As anyone who may look into this blog from time to time undoubtedly knows, Virginia Woolf wrote a number of modernist masterpieces. It's hard for me to choose from among her novels, to name the very finest, because each has its own merits, its own unique contributions to the literary world. But surely it would be impossible to consider modern literature without Mrs. Dalloway with its unfortunate light into Woolf's own life and demise. Equally, To the Lighthouse, is remarkable for its insights into how a family thrives and does not thrive, how two people relate and refuse to relate.
You really don't get much more pointed in such a discussion than this passage found on the very first page of the novel:
from To the Lighthouse
"But," said his father, stopping in front of the drawing-room window, "it won't be fine."
Had there been an axe handy, a poker, or any weapon that would have gashed a hole in his father's breast and killed him, there and then, James would have seized it. Such were the extremes of emotion that Mr Ramsay excited in his children's breasts by his mere presence; standing, as now, lean as a knife, narrow as the blade of one, grinning sarcastically, not only with the pleasure of disillusioning his son and casting ridicule upon his wife, who was ten thousand times better in every way than he was (James thought), but also with some secret conceit at his own accuracy of judgement. What he said was true. It was always true. He was incapable of untruth; never tampered with a fact; never altered a disagreeable word to suit the pleasure or convenience of any mortal being, least of all his own children, who, sprung from his loins, should be aware from childhood that life is difficult; facts uncompromising; and the passage to that fabled land where our brightest hopes are extinguished, our frail barks founder in darkness (here Mr Ramsay would straighten his back and narrow his little blue eyes upon the horizon), one that needs, above all, courage, truth, and the power to endure.

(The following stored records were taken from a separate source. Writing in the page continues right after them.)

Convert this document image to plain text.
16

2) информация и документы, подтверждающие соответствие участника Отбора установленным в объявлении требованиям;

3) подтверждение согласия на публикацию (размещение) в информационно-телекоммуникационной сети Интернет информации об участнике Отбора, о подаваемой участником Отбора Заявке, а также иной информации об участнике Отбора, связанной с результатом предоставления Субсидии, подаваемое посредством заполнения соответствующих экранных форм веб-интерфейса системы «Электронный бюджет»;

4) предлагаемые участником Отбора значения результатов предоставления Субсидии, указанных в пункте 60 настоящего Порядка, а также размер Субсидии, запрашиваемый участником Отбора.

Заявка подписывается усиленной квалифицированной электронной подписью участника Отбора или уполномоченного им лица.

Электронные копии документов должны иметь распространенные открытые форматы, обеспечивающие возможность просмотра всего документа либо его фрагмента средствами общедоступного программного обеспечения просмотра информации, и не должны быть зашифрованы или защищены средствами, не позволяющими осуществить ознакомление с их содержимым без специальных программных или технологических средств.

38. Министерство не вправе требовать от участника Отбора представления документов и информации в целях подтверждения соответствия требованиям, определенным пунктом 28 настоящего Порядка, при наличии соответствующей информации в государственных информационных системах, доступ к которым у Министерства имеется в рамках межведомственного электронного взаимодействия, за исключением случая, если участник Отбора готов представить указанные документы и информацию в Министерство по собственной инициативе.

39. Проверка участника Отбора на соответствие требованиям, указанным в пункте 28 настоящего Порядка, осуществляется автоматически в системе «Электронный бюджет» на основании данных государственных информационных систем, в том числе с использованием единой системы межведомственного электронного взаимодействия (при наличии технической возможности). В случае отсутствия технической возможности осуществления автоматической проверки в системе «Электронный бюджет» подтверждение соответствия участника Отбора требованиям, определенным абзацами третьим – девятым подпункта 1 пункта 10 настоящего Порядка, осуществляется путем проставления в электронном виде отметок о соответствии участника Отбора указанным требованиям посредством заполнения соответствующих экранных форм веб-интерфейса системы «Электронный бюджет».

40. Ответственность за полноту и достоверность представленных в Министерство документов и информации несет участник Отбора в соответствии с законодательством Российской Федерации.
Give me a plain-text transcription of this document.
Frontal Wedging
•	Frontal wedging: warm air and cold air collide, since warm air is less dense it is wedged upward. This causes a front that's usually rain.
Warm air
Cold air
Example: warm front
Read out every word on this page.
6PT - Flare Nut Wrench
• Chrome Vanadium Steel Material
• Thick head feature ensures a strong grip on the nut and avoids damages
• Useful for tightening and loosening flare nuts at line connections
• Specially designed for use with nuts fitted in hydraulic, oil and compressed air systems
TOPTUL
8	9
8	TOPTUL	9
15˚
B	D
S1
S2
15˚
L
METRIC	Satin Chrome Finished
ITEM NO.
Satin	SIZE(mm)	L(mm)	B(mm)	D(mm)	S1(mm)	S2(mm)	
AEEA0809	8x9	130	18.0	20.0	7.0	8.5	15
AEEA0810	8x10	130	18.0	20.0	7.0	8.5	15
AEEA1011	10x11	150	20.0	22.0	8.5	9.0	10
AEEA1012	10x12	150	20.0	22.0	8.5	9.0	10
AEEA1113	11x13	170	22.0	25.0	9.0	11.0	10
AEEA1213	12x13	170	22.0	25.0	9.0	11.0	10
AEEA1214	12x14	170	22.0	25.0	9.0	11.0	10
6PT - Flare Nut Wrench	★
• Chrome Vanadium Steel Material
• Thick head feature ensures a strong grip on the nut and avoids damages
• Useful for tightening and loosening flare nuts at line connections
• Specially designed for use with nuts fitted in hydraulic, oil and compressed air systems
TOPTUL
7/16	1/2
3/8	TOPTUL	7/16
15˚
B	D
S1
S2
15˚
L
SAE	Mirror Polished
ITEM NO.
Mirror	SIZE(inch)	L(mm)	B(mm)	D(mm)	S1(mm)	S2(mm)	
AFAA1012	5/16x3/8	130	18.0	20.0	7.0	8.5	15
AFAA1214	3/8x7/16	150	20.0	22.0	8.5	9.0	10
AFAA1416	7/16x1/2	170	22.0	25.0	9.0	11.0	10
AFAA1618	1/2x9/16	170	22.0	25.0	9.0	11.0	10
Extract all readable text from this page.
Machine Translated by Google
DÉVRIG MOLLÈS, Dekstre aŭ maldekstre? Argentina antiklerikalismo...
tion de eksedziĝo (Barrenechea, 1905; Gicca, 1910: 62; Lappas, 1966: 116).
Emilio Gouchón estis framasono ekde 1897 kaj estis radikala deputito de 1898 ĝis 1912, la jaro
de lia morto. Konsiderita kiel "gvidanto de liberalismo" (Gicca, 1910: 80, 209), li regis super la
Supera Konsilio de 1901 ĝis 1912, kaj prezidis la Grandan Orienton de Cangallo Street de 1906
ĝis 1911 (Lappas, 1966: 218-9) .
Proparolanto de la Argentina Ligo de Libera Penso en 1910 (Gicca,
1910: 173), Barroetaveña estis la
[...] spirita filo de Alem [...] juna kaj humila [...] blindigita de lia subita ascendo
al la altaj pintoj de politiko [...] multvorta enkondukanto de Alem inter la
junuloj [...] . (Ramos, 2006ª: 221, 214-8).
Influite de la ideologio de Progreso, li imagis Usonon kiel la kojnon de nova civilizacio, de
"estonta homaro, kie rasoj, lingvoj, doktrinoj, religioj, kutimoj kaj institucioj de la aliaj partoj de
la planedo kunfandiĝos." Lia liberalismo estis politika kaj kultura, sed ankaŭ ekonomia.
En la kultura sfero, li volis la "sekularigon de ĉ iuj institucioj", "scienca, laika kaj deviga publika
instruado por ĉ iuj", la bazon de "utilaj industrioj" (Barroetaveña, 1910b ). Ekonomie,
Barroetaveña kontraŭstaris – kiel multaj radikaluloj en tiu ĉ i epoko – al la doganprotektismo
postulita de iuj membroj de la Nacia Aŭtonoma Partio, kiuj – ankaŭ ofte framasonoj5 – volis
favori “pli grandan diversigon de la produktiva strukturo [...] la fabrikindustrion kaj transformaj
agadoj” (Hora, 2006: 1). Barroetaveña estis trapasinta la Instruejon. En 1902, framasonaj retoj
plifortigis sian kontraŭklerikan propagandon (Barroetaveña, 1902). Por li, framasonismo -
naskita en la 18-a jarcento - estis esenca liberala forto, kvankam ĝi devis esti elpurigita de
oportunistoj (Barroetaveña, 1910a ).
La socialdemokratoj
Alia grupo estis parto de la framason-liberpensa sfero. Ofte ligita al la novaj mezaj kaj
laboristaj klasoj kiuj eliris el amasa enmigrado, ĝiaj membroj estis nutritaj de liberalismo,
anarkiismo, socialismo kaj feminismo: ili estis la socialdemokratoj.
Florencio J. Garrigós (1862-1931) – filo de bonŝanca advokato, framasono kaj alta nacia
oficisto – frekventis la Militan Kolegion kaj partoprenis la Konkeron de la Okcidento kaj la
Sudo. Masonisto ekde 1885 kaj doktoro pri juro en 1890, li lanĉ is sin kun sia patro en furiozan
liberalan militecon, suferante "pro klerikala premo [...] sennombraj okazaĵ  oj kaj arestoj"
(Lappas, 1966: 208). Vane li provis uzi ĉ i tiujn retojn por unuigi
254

Whereby Mr Ramsay is so generously agreeable in providing an image to place alongside any lexicographical exposition of the word "pompous." But apart from this severe portrait is the aplomb with which Virginia Woolf seems to move in and out of the consciousness of several different characters all within the same passage--a narrator, who looks uncompromisingly upon Mr Ramsay looking uncompromisingly, James, and Mr Ramsay himself. One is left with much the same impression that one has at the beginning of Mary Poppins when Mr. Banks treats us to the wisdom that "A British Nanny must be a general." So we have the Edwardian Father--committed to the truth for everyone except himself.
It is this depth of vision, this deep insight into what drives character and characters, that is one of the profound gifts Virginia Woolf has given us. She has given us the deep play of the psyche in the very ordinariness of life.